A Condensed History of
The Texas Rio Grande Valley

The "Magic Valley", as it was declared in the early 1900s due to its year round growing season, is a 140 mile stretch of delta along the Rio Grande River at the southernmost tip of Texas.

Before recorded history little is known about this region other than that it was inhabited by nomadic tribes of Indians who were primarily hunter gatherers.

The Spanish began colonizing the area in the 1700s establishing missions and presidios along the Rio Grande river.

Land grants and porciones were awarded by the King of Spain to early settlers in the area. These were primarily used for cattle, sheep and goat ranching. At this time in history the area was known as Nuevo Santander, a part of New Spain.

In the turbulent 1800s Mexico won its independence from Spanish rule. Then Texas won its independence from Mexico. By the mid 1800s, Anglo-Americans out numbered Mexicans in Texas 4 to 1.

Still the Rio Grande Valley was not developed during this time. It remained largely ranchos where free roaming cattle grazed on the abundant grasses of the area.

It was not until the early 1900s when adventurous and visionary men like John Shary, John Closner, Mifflin Kennedy, Richard King, Stephen Powers and Charles Stillman purchased large tracts of land and built irrigation systems. This allowed for development of the land for farming and great empires were built around citrus and truck farming operations. Crops included cotton, grapefruit, oranges, a variety of vegetables and later, sugar cane.

This agricultural development along with the Mexican revolution (1910-1920) caused a mass migration of Mexicans into the Rio Grande Valley. This population of Tejanos, Mexican-Americans, brought with them a cultural presence which has remained an integral part of the Valley through present times. This can be seen in the many festivals and celebrations which occur annually, and of course, Mexican cuisine.

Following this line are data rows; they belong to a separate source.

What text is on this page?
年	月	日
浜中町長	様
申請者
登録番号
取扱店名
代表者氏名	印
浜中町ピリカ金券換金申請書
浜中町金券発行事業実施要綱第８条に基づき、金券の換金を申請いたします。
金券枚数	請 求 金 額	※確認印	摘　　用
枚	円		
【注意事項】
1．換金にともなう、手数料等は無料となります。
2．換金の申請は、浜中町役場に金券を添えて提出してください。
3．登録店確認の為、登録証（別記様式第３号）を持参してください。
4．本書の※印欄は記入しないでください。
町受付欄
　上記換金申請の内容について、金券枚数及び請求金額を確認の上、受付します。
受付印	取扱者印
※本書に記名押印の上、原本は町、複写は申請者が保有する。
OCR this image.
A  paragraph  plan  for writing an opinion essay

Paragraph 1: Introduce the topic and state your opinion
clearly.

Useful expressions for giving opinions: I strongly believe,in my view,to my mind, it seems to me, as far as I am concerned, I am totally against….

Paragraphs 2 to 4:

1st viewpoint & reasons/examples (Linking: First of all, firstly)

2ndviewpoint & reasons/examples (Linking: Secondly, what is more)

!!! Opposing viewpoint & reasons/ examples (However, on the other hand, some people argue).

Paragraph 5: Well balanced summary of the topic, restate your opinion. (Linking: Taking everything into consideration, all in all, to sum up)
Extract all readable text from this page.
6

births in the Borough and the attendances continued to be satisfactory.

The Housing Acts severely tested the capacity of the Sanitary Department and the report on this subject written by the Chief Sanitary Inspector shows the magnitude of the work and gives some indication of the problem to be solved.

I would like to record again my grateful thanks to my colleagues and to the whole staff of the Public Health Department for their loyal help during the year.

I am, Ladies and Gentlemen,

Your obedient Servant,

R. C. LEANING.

As the early pioneers of the farming industry in the Rio Grande Valley continued to build their empires, the Rio Grande Valley was marketed to Midwestern farmers in the US. The year round growing season and the wide variety of crop choices brought many buyers to the Valley and a whole new concept was developed: The Winter Texan.

Commonly referred to as snowbirds in many parts of the US, these winter visitors began coming to the Rio Grande Valley in the 1940s. After WWII, when materials became available for construction, the area was developed as a winter vacation spot. At first hotels and motels were built to accommodate the winter travelers from the north. As the concept of travel in an RV, or pull behind trailer, grew in popularity campgrounds were established. Early campsites were little more than a place to park your trailer with perhaps a bathroom and shower facility. During the 1950s these campgrounds expanded to include water and electricity at the sites. During the 1960s and 70s a major transformation took place and soon the Rio Grande Valley was full of RV Resorts which included many amenities such as clubhouses, swimming pools and shuffleboard courts.

Word of Mouth and an aggressive marketing campaign to the northern areas of the US and Canada produced a population of winter visitors numbering around 200,000 at its peak in the late 1900s and early 2000s. Year after year people from all over the US and Canada make the journey southward to enjoy the warm, sunny tropical climate of the Valley and enjoy the company of fellow travelers.

As more and more winter visitors chose to stay for longer periods of time, RV resorts added Mobile Homes and Park Models. Today, in the early 2010s you can choose from over 200 resort communities with a wide range of amenities and prices from 5 star resorts to Mom and Pop campgrounds.

The Rio Grande Valley has also been discovered by folks from the East Coast, New England and Canada. For a long time these Easterners traditionally wintered in Florida or Arizona. As cost of living factors increased in those areas, many have discovered that it is much more affordable here in the RGV. In addition, "snowbirds" seem to have come to be considered a nuisance to locals in Florida and Arizona.

This is not the case in the Rio Grande Valley of the Texas Tropics!

Here we welcome our winter visitors and celebrate their return each year with festivities and banners declaring "Welcome Home". And by the way, there are no snowbirds here in Texas. You may have been a snowbird when you left the north, but once you cross the Texas line you became a WINTER TEXAN! And proudly so!